TEI-encoded texts can serve easily as units of content for the purposes of text analysis, and may be up-coded easily with part-of-speech (PoS) data. For the present work, plays by Shakespeare and four of his contemporaries (James Shirley, Thomas Middleton, Christopher Marlowe, and Ben Jonson) were processed with Northwestern University’s MorphAdorner tool, developed by Philip Burns. XSLT, which is sometimes misunderstood as merely a display or rendering tool, but is also an excellent text analysis language, was employed to query all PoS-tagged data. Moreover, XSLT easily supports the development of custom statistical functions such as pooled standard deviation and Cohen’s d, functions helpful for comparing standardized differences between the separate data sets of the various authors.
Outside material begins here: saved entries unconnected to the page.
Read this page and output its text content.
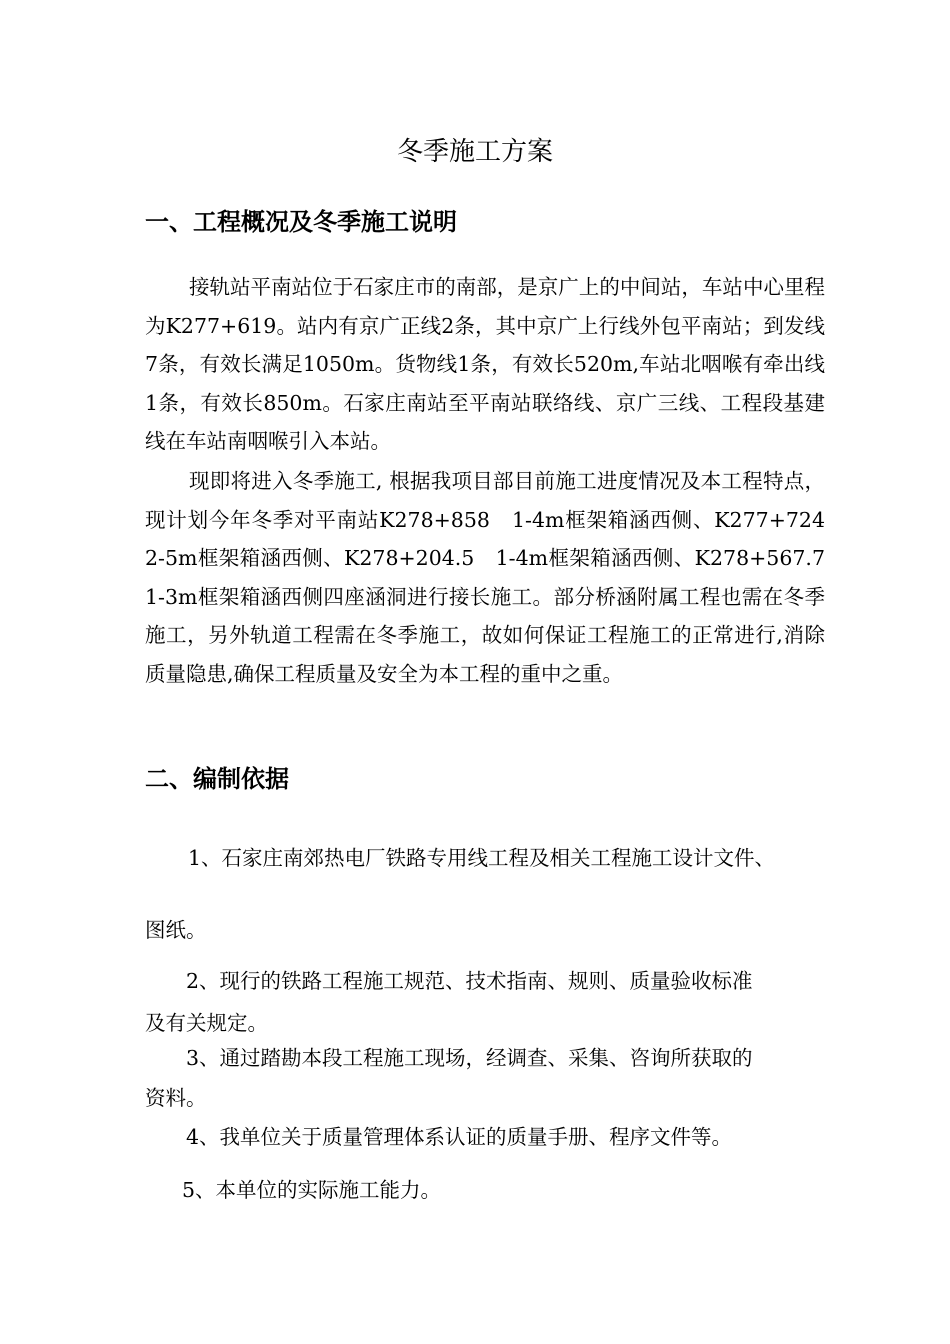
冬季施工方案
一、工程概况及冬季施工说明

接轨站平南站位于石家庄市的南部，是京广上的中间站，车站中心里程为K277+619。站内有京广正线2条，其中京广上行线外包平南站；到发线7条，有效长满足1050m。货物线1条，有效长520m,车站北咽喉有牵出线1条，有效长850m。石家庄南站至平南站联络线、京广三线、工程段基建线在车站南咽喉引入本站。

现即将进入冬季施工, 根据我项目部目前施工进度情况及本工程特点，现计划今年冬季对平南站K278+858　1-4m框架箱涵西侧、K277+724　2-5m框架箱涵西侧、K278+204.5　1-4m框架箱涵西侧、K278+567.7　1-3m框架箱涵西侧四座涵洞进行接长施工。部分桥涵附属工程也需在冬季施工，另外轨道工程需在冬季施工，故如何保证工程施工的正常进行,消除质量隐患,确保工程质量及安全为本工程的重中之重。

二、编制依据

1、石家庄南郊热电厂铁路专用线工程及相关工程施工设计文件、

图纸。

2、现行的铁路工程施工规范、技术指南、规则、质量验收标准

及有关规定。

3、通过踏勘本段工程施工现场，经调查、采集、咨询所获取的

资料。

4、我单位关于质量管理体系认证的质量手册、程序文件等。

5、本单位的实际施工能力。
Experimental routines were then developed to examine speeches in each play for the intersection of two sorts of phenomena:

  • parts of speech located at various locations within a word n-gram sequence of a given length, and
  • content themes as identified by the Linguistic Inquiry and Word Count (LIWC) text analysis framework. LIWC includes many content themes, but for this work, the author examined the following: Love, motion, body, anger, death, murder, and happiness.

Once the XSLT query routines were developed, it became a fairly simple matter to ask questions such as these:

Which author in the corpus wrote more 3-grams in which one of the words was a noun, and on the theme of happiness, or religion, etc.?

How different is the occurrence of the religion theme in Shakespeare's 3-grams compared to Jonson's 3-grams, or Marlowe's with Jonson's?

Which comparisons show the largest and smallest differences?

Texts used here mainly originated in the work of the Text Creation Partnership. Martin Mueller offered additional WordHoard texts for this work.